La Comisión Europea ha asegurado que se han logrado superar los momentos más difíciles y que Grecia se encuentra en el camino de la recuperación. A pesar de las declaraciones optimistas que llegan desde Europa, los datos económicos de Grecia y su realidad, continúan siendo difíciles. El desempleo continúa siendo superior al 20%, por no hablar de la deuda pública, que ronda el 200% del Producto Interior Bruto. Tal es el endeudamiento griego que el Fondo Monetario Internacional lo considera impagable.

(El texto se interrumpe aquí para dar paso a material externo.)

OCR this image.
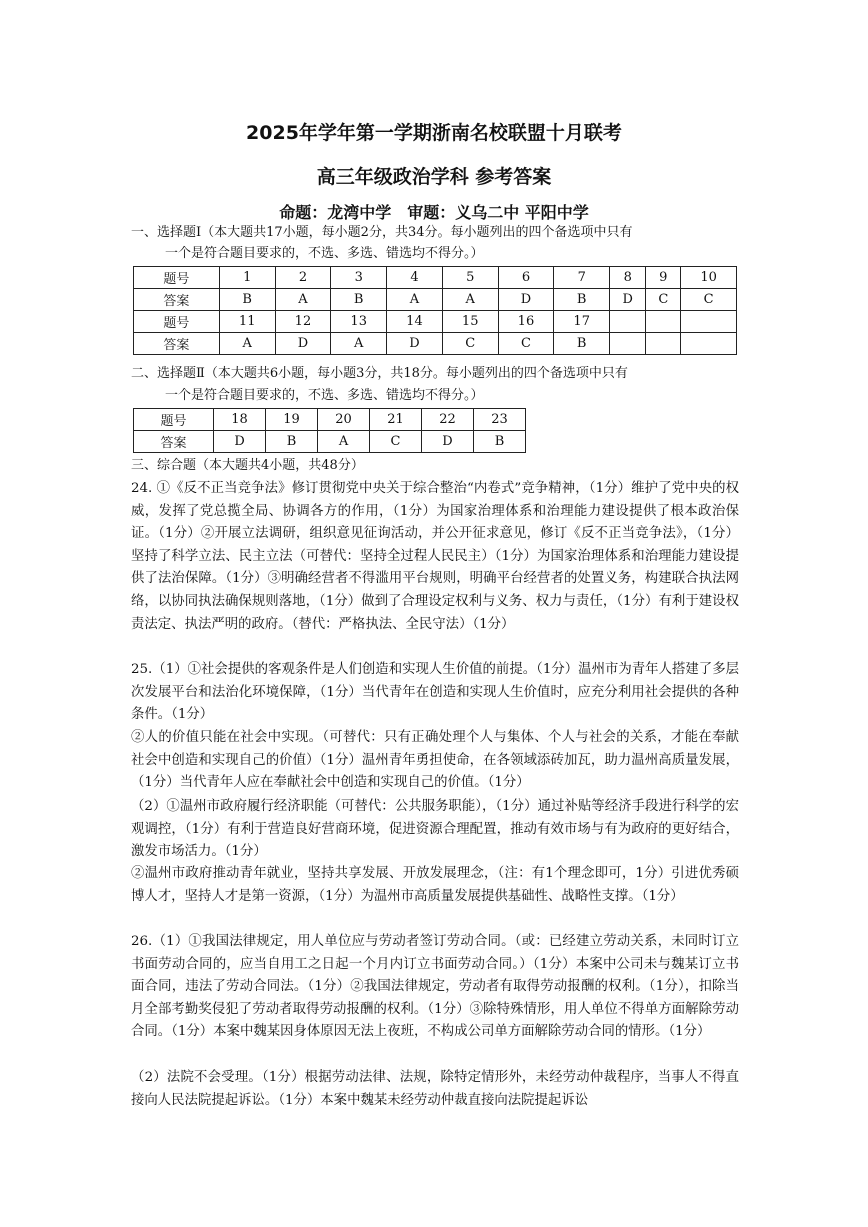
2025年学年第一学期浙南名校联盟十月联考
高三年级政治学科 参考答案
命题：龙湾中学　审题：义乌二中 平阳中学
一、选择题Ⅰ（本大题共17小题，每小题2分，共34分。每小题列出的四个备选项中只有
一个是符合题目要求的，不选、多选、错选均不得分。）
题号	1	2	3	4	5	6	7	8	9	10
答案	B	A	B	A	A	D	B	D	C	C
题号	11	12	13	14	15	16	17			
答案	A	D	A	D	C	C	B			
二、选择题Ⅱ（本大题共6小题，每小题3分，共18分。每小题列出的四个备选项中只有
一个是符合题目要求的，不选、多选、错选均不得分。）
题号	18	19	20	21	22	23
答案	D	B	A	C	D	B
三、综合题（本大题共4小题，共48分）
24. ①《反不正当竞争法》修订贯彻党中央关于综合整治“内卷式”竞争精神，（1分）维护了党中央的权威，发挥了党总揽全局、协调各方的作用，（1分）为国家治理体系和治理能力建设提供了根本政治保证。（1分）②开展立法调研，组织意见征询活动，并公开征求意见，修订《反不正当竞争法》，（1分）坚持了科学立法、民主立法（可替代：坚持全过程人民民主）（1分）为国家治理体系和治理能力建设提供了法治保障。（1分）③明确经营者不得滥用平台规则，明确平台经营者的处置义务，构建联合执法网络，以协同执法确保规则落地，（1分）做到了合理设定权利与义务、权力与责任，（1分）有利于建设权责法定、执法严明的政府。（替代：严格执法、全民守法）（1分）
25.（1）①社会提供的客观条件是人们创造和实现人生价值的前提。（1分）温州市为青年人搭建了多层次发展平台和法治化环境保障，（1分）当代青年在创造和实现人生价值时，应充分利用社会提供的各种条件。（1分）
②人的价值只能在社会中实现。（可替代：只有正确处理个人与集体、个人与社会的关系，才能在奉献社会中创造和实现自己的价值）（1分）温州青年勇担使命，在各领域添砖加瓦，助力温州高质量发展，（1分）当代青年人应在奉献社会中创造和实现自己的价值。（1分）
（2）①温州市政府履行经济职能（可替代：公共服务职能），（1分）通过补贴等经济手段进行科学的宏观调控，（1分）有利于营造良好营商环境，促进资源合理配置，推动有效市场与有为政府的更好结合，激发市场活力。（1分）
②温州市政府推动青年就业，坚持共享发展、开放发展理念，（注：有1个理念即可，1分）引进优秀硕博人才，坚持人才是第一资源，（1分）为温州市高质量发展提供基础性、战略性支撑。（1分）
26.（1）①我国法律规定，用人单位应与劳动者签订劳动合同。（或：已经建立劳动关系，未同时订立书面劳动合同的，应当自用工之日起一个月内订立书面劳动合同。）（1分）本案中公司未与魏某订立书面合同，违法了劳动合同法。（1分）②我国法律规定，劳动者有取得劳动报酬的权利。（1分），扣除当月全部考勤奖侵犯了劳动者取得劳动报酬的权利。（1分）③除特殊情形，用人单位不得单方面解除劳动合同。（1分）本案中魏某因身体原因无法上夜班，不构成公司单方面解除劳动合同的情形。（1分）
（2）法院不会受理。（1分）根据劳动法律、法规，除特定情形外，未经劳动仲裁程序，当事人不得直接向人民法院提起诉讼。（1分）本案中魏某未经劳动仲裁直接向法院提起诉讼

En línea con la perspectiva optimista de la Comisión, encontramos que las cuentas públicas tenían un déficit del 15,1% en 2009, mientras que en 2016 se ha logrado un superávit del 0,7%. Hay que reconocer que los griegos han hecho un esfuerzo muy importante por reducir su déficit.

En vista de los buenos resultados obtenidos en las cuentas públicas, Bruselas afirma que se han cumplido las condiciones pactadas. Ahora bien, no todo son buenas noticias en la lucha contra el déficit, actualmente quedan tres países importantes sometidos a las medidas correctoras del Pacto de Estabilidad: Francia, Reino Unido y España.

La decisión de la Comisión de sacar a Grecia del procedimiento de déficit excesivo no deja de ser simbólica. Y es que desde el año 2010, la economía griega depende de los rescates internacionales para poder seguir adelante. Es evidente que el Gobierno griego está haciendo grandes esfuerzos para que su país pueda volver a financiarse en los mercados internacionales. Las autoridades helenas han tomado medidas de gran calado como subidas de impuestos y recortes en las pensiones para poder continuar recibiendo fondos de los rescates europeos. Por su parte, la Comisión augura buenas perspectivas en materia de crecimiento, con un 2,1% para 2017 y un 2,5% para 2018.

El horizonte griego

En sintonía con las predicciones positivas de Bruselas, el Comisario Pierre Moscovici ha declarado que Grecia está preparada para superar la austeridad y entrar en la senda del crecimiento, las inversiones y el empleo. La voz de Moscovici no es la única que elogia las medidas tomadas por Atenas. El presidente de la Comisión Europea, Jean Claude Juncker ha reconocido el esfuerzo hecho por los griegos al tiempo que admite que quedan aspectos por mejorar puesto que todavía hay muchas personas sin empleo.

Como recompensa a las reformas efectuadas por el gobierno de Alexis Tsipras, se han desbloqueado fondos de 8.000 millones de euros. Esta cantidad se utilizará para pagar en julio un total de 6.900 millones de deuda y otros 800 millones de euros que se emplearán para pagos atrasados. Por el momento, Grecia lleva tres rescates a sus espaldas, lo que ha supuesto un desembolso de más de 180.000 millones de euros en el país.